长白山自然保护区高海拔云冷杉林净初级生产力时空格局及其驱动因子

张月1,2,袁泉1,2,房磊1,韩艳刚1,2,朱琪1,2,齐麟3,周旺明1,周莉1,于大炮1*   

  1. 1中国科学院森林生态与管理重点实验室(沈阳应用生态研究所), 沈阳 110016; 2中国科学院大学, 北京 100049;3沈阳大学生物入侵研究中心, 沈阳 110016)
  • 出版日期:2021-11-10 发布日期:2022-05-10

Spatiotemporal variation of net primary productivity of spruce-fir forest at high altitudes and the driving forces  in Changbai Mountain Nature Reserve.

ZHANG Yue1,2, YUAN Quan1,2, FANG Lei1, HAN Yan-gang1,2, ZHU Qi1,2, QI Lin3, ZHOU Wang-ming1, ZHOU Li1, YU Da-pao1*   

  1. (1CAS Key Laboratory of Forest Ecology and Management, Institute of Applied Ecology, Chinese Academy of Sciences, Shenyang 110016, China; 2University of Chinese Academy of Sciences, Beijing 100049, China, 3Biological Invasion Research Center, Shenyang University, Shenyang 110016, China).
  • Online:2021-11-10 Published:2022-05-10

摘要: 长白山自然保护区高海拔(1400 m以上)分布的云冷杉林出现生长衰退和大量枯死现象,但衰退格局的驱动机制尚不明确。本研究基于Landsat数据,利用CASA模型计算了长白山自然保护区高海拔云冷杉林1994—2019年的净初级生产力(NPP),分析了其时空变化特征。结果表明:(1)长白山保护区内云冷杉林NPP在111.96~182.19 g C·m-2·a-1,平均为141.85(g C·m-2·a-1。云冷杉林NPP的最大值和最小值分别出现在1996年(182.19 g C·m-2·a-1)和2018年(111.96 g C·m-2·a-1)。研究期间,3.08%的区域云冷林NPP显著增加,3.36%的区域显著减少;(2)云冷杉林NPP与海拔、坡度呈负相关,不同坡向上分布差异不大。在海拔1600~1650 m范围内NPP变化率接近于0,较低和较高海拔区域NPP变化呈减小趋势;在坡度0~10°时云冷杉NPP减小最明显,随坡度增加NPP变化趋势变小,在阴坡和半阴坡NPP生长呈下降趋势,而在阳坡和半阳坡趋于稳定。(3)云冷杉林NPP与降水呈显著正相关,而与温度相关性不显著;NPP减少与保护区内的旅游活动有一定的关系。本研究表明,高海拔云冷杉林不存在一致的、大面积的衰退,其NPP的变化主要受立地因子、降水变化及人类活动的影响。

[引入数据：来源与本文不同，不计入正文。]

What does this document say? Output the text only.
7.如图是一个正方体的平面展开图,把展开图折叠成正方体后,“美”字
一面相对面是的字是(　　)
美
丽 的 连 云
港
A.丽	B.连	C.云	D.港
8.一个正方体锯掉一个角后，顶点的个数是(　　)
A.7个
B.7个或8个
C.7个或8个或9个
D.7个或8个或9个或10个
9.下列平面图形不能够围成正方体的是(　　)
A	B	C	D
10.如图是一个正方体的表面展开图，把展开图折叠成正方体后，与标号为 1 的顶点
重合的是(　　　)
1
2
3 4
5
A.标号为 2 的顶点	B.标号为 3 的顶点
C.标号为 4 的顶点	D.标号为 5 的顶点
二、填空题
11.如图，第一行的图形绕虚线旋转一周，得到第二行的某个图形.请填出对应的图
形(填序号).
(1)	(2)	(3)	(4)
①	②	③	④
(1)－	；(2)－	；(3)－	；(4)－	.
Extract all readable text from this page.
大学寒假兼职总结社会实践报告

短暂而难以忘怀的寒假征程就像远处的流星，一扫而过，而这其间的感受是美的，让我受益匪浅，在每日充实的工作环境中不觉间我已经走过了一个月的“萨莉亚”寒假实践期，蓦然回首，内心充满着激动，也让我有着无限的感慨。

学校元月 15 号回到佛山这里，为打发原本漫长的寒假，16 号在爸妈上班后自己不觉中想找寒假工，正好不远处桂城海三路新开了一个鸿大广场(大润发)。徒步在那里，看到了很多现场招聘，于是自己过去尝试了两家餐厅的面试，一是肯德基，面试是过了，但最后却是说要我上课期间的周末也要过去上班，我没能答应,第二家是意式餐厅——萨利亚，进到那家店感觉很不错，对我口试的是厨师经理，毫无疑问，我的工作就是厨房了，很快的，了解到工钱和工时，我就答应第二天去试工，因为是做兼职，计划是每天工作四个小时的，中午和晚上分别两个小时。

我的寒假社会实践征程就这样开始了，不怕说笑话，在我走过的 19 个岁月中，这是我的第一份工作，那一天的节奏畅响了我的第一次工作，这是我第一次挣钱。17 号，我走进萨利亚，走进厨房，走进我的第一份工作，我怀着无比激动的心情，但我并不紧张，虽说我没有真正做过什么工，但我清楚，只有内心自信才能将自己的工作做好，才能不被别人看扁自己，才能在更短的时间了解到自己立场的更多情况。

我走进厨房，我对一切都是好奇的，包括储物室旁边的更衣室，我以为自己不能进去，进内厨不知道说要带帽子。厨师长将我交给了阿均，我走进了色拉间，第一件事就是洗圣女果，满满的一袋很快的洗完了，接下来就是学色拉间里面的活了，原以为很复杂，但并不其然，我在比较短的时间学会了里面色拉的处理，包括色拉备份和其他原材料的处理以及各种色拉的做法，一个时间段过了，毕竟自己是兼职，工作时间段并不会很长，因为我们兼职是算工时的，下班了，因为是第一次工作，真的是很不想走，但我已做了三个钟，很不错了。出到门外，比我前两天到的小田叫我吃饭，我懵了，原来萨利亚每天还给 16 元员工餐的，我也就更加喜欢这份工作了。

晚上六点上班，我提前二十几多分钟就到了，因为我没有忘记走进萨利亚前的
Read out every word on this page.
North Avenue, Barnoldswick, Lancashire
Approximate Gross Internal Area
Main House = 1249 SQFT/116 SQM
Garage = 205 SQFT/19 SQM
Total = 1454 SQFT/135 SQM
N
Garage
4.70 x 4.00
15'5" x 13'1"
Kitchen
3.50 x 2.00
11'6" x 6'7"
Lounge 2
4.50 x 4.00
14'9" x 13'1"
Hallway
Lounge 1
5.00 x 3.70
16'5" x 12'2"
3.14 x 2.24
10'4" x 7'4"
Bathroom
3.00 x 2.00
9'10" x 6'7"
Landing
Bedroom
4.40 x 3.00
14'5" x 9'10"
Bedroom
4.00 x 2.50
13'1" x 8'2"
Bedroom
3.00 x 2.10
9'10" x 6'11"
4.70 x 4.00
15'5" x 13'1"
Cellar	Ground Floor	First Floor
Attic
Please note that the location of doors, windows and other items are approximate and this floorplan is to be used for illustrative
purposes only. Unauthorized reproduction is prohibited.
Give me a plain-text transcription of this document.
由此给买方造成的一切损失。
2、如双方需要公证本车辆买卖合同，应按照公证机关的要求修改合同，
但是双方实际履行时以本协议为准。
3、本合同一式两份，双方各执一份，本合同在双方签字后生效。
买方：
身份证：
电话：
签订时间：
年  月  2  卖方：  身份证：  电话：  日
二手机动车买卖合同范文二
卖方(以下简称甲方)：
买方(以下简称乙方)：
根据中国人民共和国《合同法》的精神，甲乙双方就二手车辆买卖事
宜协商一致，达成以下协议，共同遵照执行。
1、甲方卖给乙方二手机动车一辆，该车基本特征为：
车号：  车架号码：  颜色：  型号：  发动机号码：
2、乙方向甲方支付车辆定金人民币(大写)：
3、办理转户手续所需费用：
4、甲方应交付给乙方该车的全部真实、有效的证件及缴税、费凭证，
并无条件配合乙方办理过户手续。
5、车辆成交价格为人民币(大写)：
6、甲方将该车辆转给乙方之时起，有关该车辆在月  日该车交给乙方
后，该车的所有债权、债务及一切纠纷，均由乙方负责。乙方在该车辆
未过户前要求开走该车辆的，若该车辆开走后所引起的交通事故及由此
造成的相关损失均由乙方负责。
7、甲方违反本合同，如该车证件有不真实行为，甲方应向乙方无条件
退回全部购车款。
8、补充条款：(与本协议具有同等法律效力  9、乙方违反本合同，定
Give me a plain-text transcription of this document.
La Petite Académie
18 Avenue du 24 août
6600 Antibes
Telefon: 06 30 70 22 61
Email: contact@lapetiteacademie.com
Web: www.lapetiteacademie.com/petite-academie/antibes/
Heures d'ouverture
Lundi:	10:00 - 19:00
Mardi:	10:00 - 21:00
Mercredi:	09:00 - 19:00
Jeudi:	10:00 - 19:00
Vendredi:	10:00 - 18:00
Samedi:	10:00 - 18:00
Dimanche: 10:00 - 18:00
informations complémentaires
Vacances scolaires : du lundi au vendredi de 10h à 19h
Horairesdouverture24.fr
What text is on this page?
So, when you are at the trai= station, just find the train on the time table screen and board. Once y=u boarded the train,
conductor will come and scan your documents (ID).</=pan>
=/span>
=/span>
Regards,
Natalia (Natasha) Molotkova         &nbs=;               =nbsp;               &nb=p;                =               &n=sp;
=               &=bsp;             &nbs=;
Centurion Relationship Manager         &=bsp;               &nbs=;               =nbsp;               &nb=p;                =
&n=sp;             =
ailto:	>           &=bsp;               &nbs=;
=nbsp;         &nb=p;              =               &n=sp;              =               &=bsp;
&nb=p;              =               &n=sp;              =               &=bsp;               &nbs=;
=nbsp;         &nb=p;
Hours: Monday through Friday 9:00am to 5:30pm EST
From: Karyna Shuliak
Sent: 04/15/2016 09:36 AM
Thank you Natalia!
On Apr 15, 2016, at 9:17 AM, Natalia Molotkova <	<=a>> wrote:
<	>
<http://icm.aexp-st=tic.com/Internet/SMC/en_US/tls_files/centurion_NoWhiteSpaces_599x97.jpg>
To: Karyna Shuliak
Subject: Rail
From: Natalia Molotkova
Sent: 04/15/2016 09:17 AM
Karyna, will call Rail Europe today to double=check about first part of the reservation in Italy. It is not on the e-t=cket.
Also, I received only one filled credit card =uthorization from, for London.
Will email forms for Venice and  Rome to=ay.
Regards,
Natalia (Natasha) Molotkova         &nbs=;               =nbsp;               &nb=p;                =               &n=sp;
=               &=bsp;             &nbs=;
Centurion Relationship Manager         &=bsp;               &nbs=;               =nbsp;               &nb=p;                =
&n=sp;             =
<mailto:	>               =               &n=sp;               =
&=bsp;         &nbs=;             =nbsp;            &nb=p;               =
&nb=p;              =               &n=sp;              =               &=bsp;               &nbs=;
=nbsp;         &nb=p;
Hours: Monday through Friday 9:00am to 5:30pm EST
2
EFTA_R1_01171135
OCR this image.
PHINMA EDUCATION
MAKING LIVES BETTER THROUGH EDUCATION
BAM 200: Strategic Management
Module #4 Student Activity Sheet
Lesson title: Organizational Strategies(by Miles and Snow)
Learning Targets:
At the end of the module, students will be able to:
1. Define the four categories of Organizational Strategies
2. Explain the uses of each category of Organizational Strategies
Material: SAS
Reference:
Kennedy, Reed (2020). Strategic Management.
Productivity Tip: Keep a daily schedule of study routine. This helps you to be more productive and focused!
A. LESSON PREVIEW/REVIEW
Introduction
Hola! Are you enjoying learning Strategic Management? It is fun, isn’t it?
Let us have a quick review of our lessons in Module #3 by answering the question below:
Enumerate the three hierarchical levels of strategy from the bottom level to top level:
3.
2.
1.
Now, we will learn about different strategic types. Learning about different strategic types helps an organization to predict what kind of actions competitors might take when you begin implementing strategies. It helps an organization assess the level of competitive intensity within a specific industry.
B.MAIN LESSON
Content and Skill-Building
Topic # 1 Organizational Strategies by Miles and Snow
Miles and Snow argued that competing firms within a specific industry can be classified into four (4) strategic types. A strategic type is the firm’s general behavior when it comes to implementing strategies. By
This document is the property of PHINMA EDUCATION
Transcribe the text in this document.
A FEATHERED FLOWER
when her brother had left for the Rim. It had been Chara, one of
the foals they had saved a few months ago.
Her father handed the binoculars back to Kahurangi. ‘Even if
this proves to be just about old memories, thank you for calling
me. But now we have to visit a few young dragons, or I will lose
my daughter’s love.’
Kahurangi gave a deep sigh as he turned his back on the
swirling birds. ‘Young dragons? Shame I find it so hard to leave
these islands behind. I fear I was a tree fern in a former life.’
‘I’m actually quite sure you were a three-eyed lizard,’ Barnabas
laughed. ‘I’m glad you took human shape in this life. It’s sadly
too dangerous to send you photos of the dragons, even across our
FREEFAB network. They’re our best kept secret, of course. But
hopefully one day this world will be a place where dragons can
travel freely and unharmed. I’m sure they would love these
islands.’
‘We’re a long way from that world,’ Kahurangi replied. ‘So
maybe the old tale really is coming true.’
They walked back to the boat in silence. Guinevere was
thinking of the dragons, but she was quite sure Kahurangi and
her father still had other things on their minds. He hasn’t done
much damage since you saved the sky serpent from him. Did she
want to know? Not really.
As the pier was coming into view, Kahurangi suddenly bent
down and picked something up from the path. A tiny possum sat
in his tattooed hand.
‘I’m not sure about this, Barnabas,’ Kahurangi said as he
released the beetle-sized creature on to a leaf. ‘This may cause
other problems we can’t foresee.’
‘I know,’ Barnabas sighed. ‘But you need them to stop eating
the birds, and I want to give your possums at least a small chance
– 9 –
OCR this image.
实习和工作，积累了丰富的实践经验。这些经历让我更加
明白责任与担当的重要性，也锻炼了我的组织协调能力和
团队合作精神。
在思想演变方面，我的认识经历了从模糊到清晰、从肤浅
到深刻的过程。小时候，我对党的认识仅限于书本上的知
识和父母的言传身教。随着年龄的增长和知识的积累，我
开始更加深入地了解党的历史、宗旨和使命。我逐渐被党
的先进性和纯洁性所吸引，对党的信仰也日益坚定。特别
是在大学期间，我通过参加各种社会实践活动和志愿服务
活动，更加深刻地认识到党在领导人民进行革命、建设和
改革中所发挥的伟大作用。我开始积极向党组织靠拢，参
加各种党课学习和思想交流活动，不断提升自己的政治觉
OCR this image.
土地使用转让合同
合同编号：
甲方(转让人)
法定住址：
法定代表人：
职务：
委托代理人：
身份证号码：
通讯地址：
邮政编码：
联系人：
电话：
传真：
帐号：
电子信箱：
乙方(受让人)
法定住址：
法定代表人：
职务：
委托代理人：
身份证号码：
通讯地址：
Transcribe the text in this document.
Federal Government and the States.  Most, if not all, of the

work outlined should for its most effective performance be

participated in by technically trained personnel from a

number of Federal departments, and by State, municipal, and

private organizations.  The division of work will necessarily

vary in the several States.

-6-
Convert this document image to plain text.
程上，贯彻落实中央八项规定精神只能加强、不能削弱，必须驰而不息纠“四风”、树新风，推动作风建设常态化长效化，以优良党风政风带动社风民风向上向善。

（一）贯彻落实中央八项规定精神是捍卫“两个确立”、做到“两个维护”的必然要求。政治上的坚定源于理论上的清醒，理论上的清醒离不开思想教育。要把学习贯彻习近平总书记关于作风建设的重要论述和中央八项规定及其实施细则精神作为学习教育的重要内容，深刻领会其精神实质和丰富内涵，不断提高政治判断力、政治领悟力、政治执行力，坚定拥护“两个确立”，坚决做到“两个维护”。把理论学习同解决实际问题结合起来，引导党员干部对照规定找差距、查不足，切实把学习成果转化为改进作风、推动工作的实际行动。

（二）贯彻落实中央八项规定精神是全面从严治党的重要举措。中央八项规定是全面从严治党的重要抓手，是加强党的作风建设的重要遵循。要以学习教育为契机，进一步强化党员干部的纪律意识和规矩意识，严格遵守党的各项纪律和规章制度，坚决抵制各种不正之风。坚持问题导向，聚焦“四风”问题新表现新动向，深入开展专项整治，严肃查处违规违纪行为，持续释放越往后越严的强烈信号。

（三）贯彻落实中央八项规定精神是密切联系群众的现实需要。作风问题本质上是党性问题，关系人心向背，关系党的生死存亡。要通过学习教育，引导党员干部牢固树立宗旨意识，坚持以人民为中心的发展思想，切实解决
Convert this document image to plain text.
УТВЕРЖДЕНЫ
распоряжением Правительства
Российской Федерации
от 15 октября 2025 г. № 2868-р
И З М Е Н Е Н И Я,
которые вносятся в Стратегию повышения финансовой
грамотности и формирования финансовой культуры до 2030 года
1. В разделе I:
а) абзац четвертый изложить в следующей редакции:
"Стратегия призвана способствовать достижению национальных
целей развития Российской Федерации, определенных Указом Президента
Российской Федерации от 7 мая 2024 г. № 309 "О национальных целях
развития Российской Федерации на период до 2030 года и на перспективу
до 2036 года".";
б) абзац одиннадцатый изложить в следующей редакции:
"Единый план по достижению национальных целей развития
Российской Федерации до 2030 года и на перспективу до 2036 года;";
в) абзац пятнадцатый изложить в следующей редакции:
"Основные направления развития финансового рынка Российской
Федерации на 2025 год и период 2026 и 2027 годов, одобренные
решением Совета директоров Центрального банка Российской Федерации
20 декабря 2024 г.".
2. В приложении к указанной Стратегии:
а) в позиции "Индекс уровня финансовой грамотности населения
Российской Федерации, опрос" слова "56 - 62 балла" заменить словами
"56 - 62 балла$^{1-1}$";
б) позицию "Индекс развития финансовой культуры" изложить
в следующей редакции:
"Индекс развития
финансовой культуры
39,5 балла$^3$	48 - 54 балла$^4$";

关键词: 净初级生产力, 云冷杉林, 时空格局, 驱动因子, 长白山自然保护区

Abstract: Spruce-fir forests at their upper distribution (above 1400 m) in Changbai Mountain Nature Reserve showed growth decline and die-off, but the decline pattern and underlying mechanism are unclear. In this study, based on Landsat data from 1994 to 2019, we calculated the net primary productivity (NPP) by CASA model and analyzed the spatiotemporal variation of NPP in sprucefir forests at their upper distribution in Changbai Mountain Nature Reserve. Results showed that: (1) NPP of spruce-fir forest varied within 111.96-182.19 g C·m-2·a-1, with a mean value of 141.85 g C·m-2·a-1. From 1994 to 2019, the maximum and minimum NPP in spruce-fir forest occurred in 1996 (182.19 g C·m-2·a-1) and 2018 (111.96g C·m-2·a-1), respectively. (2) The NPP of spruce-fir forest was negatively correlated with elevation and slope, and there was no significant difference in its distribution among different aspects. In the range of 1600-1650 m, the change rate of NPP was close to zero, while NPP at lower and higher altitudes was decreasing. The decreases of NPP of spruce-fir forest were the most obvious when the slope was within the range of 0-10°, and the variation trend of NPP decreased with increasing slope. The increases of NPP showed a trend of decline on shady slope and semi-shady slope, but tended to be stable on sunny slope and semi-sunny slope. (3) The NPP of spruce-fir forest was positively correlated with precipitation, but not related with temperature. The decrease in NPP was partly related to tourism activities in the protected areas. Our results indicated that there was no consistent, large area decline in the high altitude spruce-fir forest, and the variation of NPP was mainly affected by site factors, precipitation, and human activities.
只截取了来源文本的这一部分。